To me, there’s ultimately only one future. If you look at the western hemisphere, it’s very simple. This is a Spanish speaking hemisphere in which most people, to one degree or another, have indigenous blood. All the way from Argentina, up to here. If you look at it from that point of view, in the future, the demographics of United States become more and more like the rest of this hemisphere. That’s what’s happening, and I don’t think that’s a process that can stop. But it’s a process that can lead to violence and attacks like Arizona’s law, or lead us to consider how to treat that change– which is structural and formative – and that flow of people with dignity and justice.

We haven’t really figured that out yet.

Crossed Genres:

Why make ‘trans-border fantasies’, in particular?

Alex Rivera:

Everybody who’s ever written a fantasy – even if it’s just meant to be a fantastic children’s book about goblins in the forest – wrote from their knowledge of reality. When we talk about fantasies, we’re talking about reality.

I’ve been interested in the idea of trans-border narratives and fantasy because I know we live in a fundamentally trans-border reality.

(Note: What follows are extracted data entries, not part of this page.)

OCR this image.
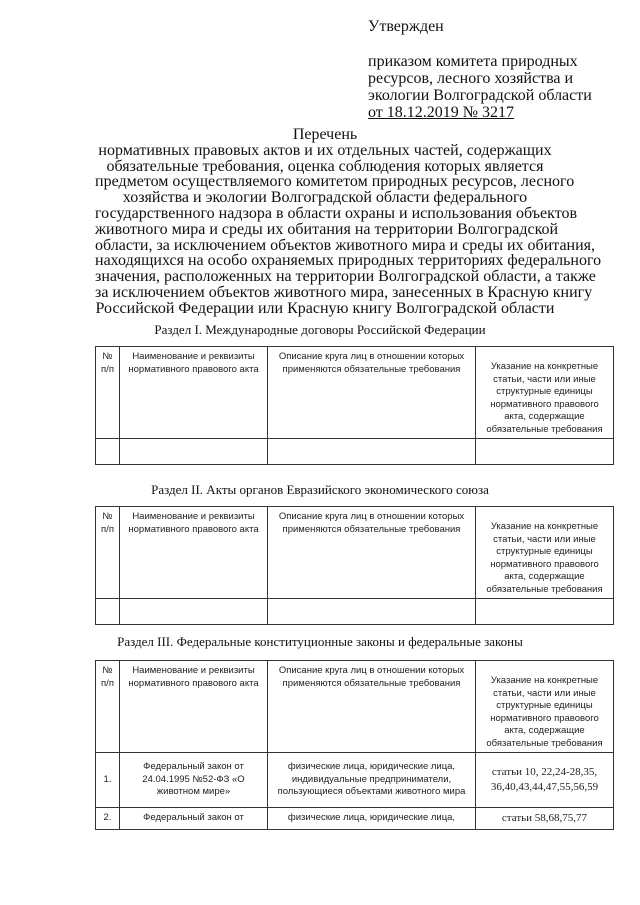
Утвержден
приказом комитета природных
ресурсов, лесного хозяйства и
экологии Волгоградской области
от 18.12.2019 № 3217
Перечень
нормативных правовых актов и их отдельных частей, содержащих
обязательные требования, оценка соблюдения которых является
предметом осуществляемого комитетом природных ресурсов, лесного
хозяйства и экологии Волгоградской области федерального
государственного надзора в области охраны и использования объектов
животного мира и среды их обитания на территории Волгоградской
области, за исключением объектов животного мира и среды их обитания,
находящихся на особо охраняемых природных территориях федерального
значения, расположенных на территории Волгоградской области, а также
за исключением объектов животного мира, занесенных в Красную книгу
Российской Федерации или Красную книгу Волгоградской области
Раздел I. Международные договоры Российской Федерации
№ п/п	Наименование и реквизиты нормативного правового акта	Описание круга лиц в отношении которых применяются обязательные требования	Указание на конкретные статьи, части или иные структурные единицы нормативного правового акта, содержащие обязательные требования

Раздел II. Акты органов Евразийского экономического союза
№ п/п	Наименование и реквизиты нормативного правового акта	Описание круга лиц в отношении которых применяются обязательные требования	Указание на конкретные статьи, части или иные структурные единицы нормативного правового акта, содержащие обязательные требования

Раздел III. Федеральные конституционные законы и федеральные законы
№ п/п	Наименование и реквизиты нормативного правового акта	Описание круга лиц в отношении которых применяются обязательные требования	Указание на конкретные статьи, части или иные структурные единицы нормативного правового акта, содержащие обязательные требования
1.	Федеральный закон от 24.04.1995 №52-ФЗ «О животном мире»	физические лица, юридические лица, индивидуальные предприниматели, пользующиеся объектами животного мира	статьи 10, 22,24-28,35, 36,40,43,44,47,55,56,59
2.	Федеральный закон от	физические лица, юридические лица,	статьи 58,68,75,77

Anyone is reading this on a computer can lift the computer up and see where was it made. Halfway around the world. Take a look at their clothing and see where that was made. Halfway around the world. The food on our plates was made halfway around the world and is typically served to us by people who’ve moved across borders. The beds we sleep in at hotels are made by people who traveled thousands of miles to do that work.

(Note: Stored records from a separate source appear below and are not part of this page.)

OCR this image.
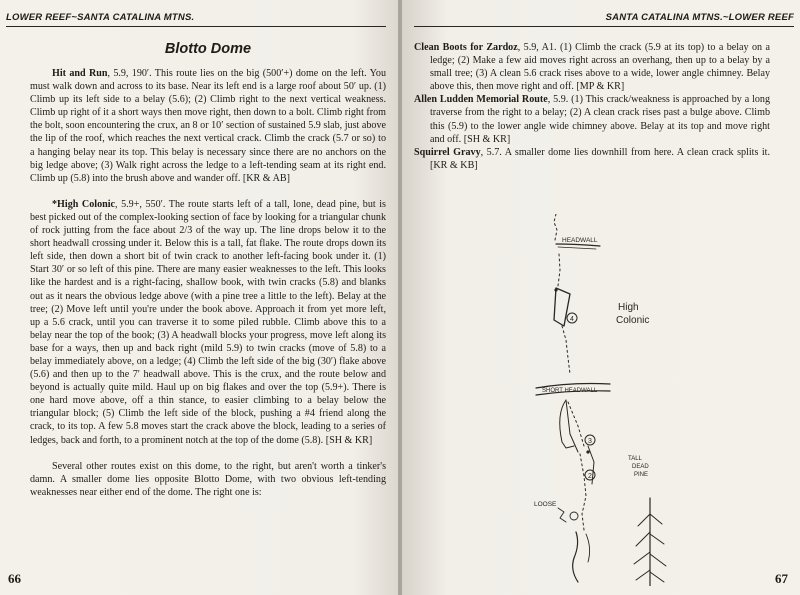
LOWER REEF~SANTA CATALINA MTNS.
Blotto Dome

Hit and Run, 5.9, 190′. This route lies on the big (500′+) dome on the left. You must walk down and across to its base. Near its left end is a large roof about 50′ up. (1) Climb up its left side to a belay (5.6); (2) Climb right to the next vertical weakness. Climb up right of it a short ways then move right, then down to a bolt. Climb right from the bolt, soon encountering the crux, an 8 or 10′ section of sustained 5.9 slab, just above the lip of the roof, which reaches the next vertical crack. Climb the crack (5.7 or so) to a hanging belay near its top. This belay is necessary since there are no anchors on the big ledge above; (3) Walk right across the ledge to a left-tending seam at its right end. Climb up (5.8) into the brush above and wander off. [KR & AB]

*High Colonic, 5.9+, 550′. The route starts left of a tall, lone, dead pine, but is best picked out of the complex-looking section of face by looking for a triangular chunk of rock jutting from the face about 2/3 of the way up. The line drops below it to the short headwall crossing under it. Below this is a tall, fat flake. The route drops down its left side, then down a short bit of twin crack to another left-facing book under it. (1) Start 30′ or so left of this pine. There are many easier weaknesses to the left. This looks like the hardest and is a right-facing, shallow book, with twin cracks (5.8) and blanks out as it nears the obvious ledge above (with a pine tree a little to the left). Belay at the tree; (2) Move left until you're under the book above. Approach it from yet more left, up a 5.6 crack, until you can traverse it to some piled rubble. Climb above this to a belay near the top of the book; (3) A headwall blocks your progress, move left along its base for a ways, then up and back right (mild 5.9) to twin cracks (move of 5.8) to a belay immediately above, on a ledge; (4) Climb the left side of the big (30′) flake above (5.6) and then up to the 7′ headwall above. This is the crux, and the route below and beyond is actually quite mild. Haul up on big flakes and over the top (5.9+). There is one hard move above, off a thin stance, to easier climbing to a belay below the triangular block; (5) Climb the left side of the block, pushing a #4 friend along the crack, to its top. A few 5.8 moves start the crack above the block, leading to a series of ledges, back and forth, to a prominent notch at the top of the dome (5.8). [SH & KR]

Several other routes exist on this dome, to the right, but aren't worth a tinker's damn. A smaller dome lies opposite Blotto Dome, with two obvious left-tending weaknesses near either end of the dome. The right one is:

66
SANTA CATALINA MTNS.~LOWER REEF

Clean Boots for Zardoz, 5.9, A1. (1) Climb the crack (5.9 at its top) to a belay on a ledge; (2) Make a few aid moves right across an overhang, then up to a belay by a small tree; (3) A clean 5.6 crack rises above to a wide, lower angle chimney. Belay above this, then move right and off. [MP & KR]

Allen Ludden Memorial Route, 5.9. (1) This crack/weakness is approached by a long traverse from the right to a belay; (2) A clean crack rises past a bulge above. Climb this (5.9) to the lower angle wide chimney above. Belay at its top and move right and off. [SH & KR]

Squirrel Gravy, 5.7. A smaller dome lies downhill from here. A clean crack splits it. [KR & KB]

67
4
3
2
HEADWALL
SHORT HEADWALL
High
Colonic
LOOSE
TALL
DEAD
PINE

We feel like we live in a place – New York or Chicago or Dallas or Los Angeles – and we feel like we live in the United States of America, but in terms of what we touch and what we use and what we consume? Almost everything that we actually live with and through comes to us through a trans-national system. And on the other end of that system are people with grandmothers and hobbies, and who tell jokes and have dreams at night. So to me, telling stories or using the genre of science fiction to look at the fact that we’re all connected across borders is crucial work. We’re all in these very complicated, interdependent relationships across thousands of miles. To me, the trans-national perspective is the only way to understand the world we live in.

Crossed Genres:

What do you have coming out next?

Alex Rivera:

I’ve been writing, and I’m looking for support to make more projects. I’m working on a concept for a TV series. It involves biological implantable optics and a conspiracy around military robotics. I’ve also been working on a film based on a true story – actually set in Arizona – that’s a comedy-underdog story around immigration and robots. Google ‘La Vida Robot’ and read the true story, which was first published in Wired magazine.

It took a lot of labor and love to get Sleep Dealer out into the world, and it’s taking time to get new projects off the ground. If there are people out there who are interested in the work at all, I’m easy to find.